Adrián Camacho

Personal information
- Full name: Adrián Camacho Solís
- Date of birth: 5 March 1957 (age 69)
- Place of birth: Mexico City, Mexico
- Position: Forward

Senior career*
- Years: Team / Apps / (Gls)
- 1977–1986: Cruz Azul /  / (55)
- 1986–1989: América / 78 / (10)
- 1989–1991: Irapuato / 57 / (5)
- 1991–1992: Santos Laguna / 4 / (0)

International career
- 1980–1981: Mexico / 5 / (2)

Medal record
Men's football
Representing Mexico
CONCACAF Championship
| Bronze medal – third place | 1981 Honduras | Team |

= Adrián Camacho =

Mexican footballer (born 1955)

Adrián Camacho Solís (born 5 March 1957) is a Mexican retired footballer. He played as a forward for Cruz Azul, América and Irapuato throughout the late 1970s and 1980s. He also represented Mexico internationally for the 1981 CONCACAF Championship.

==Club career==
Camacho began his career within Cruz Azul for their 1977–78 season. Despite a good performance in his debut season with the club reaching the semi-finals, the following 1978–79 season saw the club win their 6th title of the tournament. His career throughout the late 1970s was often sparse due to the attacking formation being well established by players such as Rodolfo Montoya, Horacio López Salgado and José Luis Ceballos. However, the dawn of the 1980s through the 1979–80 season saw Camacho earn significantly more opportunities to score goals to where he played in the 1979–80 Mexican Primera División final and scored the first goal of the second legged match in just four minutes with the Maquina later achieving their 7th title after defeating Tigres UANL on aggregate. He remained with the club throughout the majority of the decade until his departure following the 1986 season as he switched to city rivals América.

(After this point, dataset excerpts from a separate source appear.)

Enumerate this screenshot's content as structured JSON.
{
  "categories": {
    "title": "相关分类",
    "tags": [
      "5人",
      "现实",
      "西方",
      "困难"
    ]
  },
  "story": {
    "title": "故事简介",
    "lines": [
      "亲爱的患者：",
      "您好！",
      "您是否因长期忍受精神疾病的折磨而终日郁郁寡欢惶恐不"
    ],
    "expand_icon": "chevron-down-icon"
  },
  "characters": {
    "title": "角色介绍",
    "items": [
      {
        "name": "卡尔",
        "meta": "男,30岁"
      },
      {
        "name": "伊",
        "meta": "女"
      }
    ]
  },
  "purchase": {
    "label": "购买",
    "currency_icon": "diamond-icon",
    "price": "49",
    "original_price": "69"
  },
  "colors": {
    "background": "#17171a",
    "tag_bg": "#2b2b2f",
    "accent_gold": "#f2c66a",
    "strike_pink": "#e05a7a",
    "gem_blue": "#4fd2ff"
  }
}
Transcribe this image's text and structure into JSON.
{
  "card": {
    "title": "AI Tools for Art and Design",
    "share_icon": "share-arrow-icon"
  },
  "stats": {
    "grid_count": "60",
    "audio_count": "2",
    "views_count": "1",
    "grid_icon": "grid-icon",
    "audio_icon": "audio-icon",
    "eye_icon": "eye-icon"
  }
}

His 1986–87 season debut for the Águilas saw them reach the semi-finals but ultimately eliminted relatively early. However, the following 1987–88 season saw the club earn their second title with Camacho scoring the third goal in an eventual 4–1 victory following the contributions of his teammates Gonzalo Farfán and Antônio Carlos. This success was repeated in the following 1988–89 season as after making his way to the final, Camacho now faced his former club of Cruz Azul for another edition of the Clásico Joven. During the first leg of the match, Camacho scored the second goal for América with the match ultimately ending in a 2–3 victory with his teammates Luis Roberto Alves and Carlos Hermosillo also scoring. Following the 1–0 victory, alongside with the Águilas earning their 8th title, Camacho became the only footballer to win two titles with both Cruz Azul and América respectively.

Throughout the early 1990s, Camacho played for Irapuato until their relegation in 1991 and Santos Laguna for a single season before retiring following their 1991–92 season.

==International career==
Camacho was first called up to represent Mexico for the 1981 CONCACAF Championship qualification away match against Canada on 18 October 1980, coming in as a substitute for Alejandro Ramírez Monroy at the 74th minute. The following match against national rivals United States resulted in a 5–1 beating with Camacho scoring the 2nd and 5th goals of the match. Despite both playing an extensive role in the qualifiers and listed for the 1981 CONCACAF Championship proper, he only made a single appearance throughout the tournament in the 1–1 draw against Canada on 15 November 1981 with Mexico going on to fail to qualify for the 1982 FIFA World Cup.

==Later life==
Camacho remained a fan of Cruz Azul throughout his later years, often giving his pieces on the state of the club at the moment.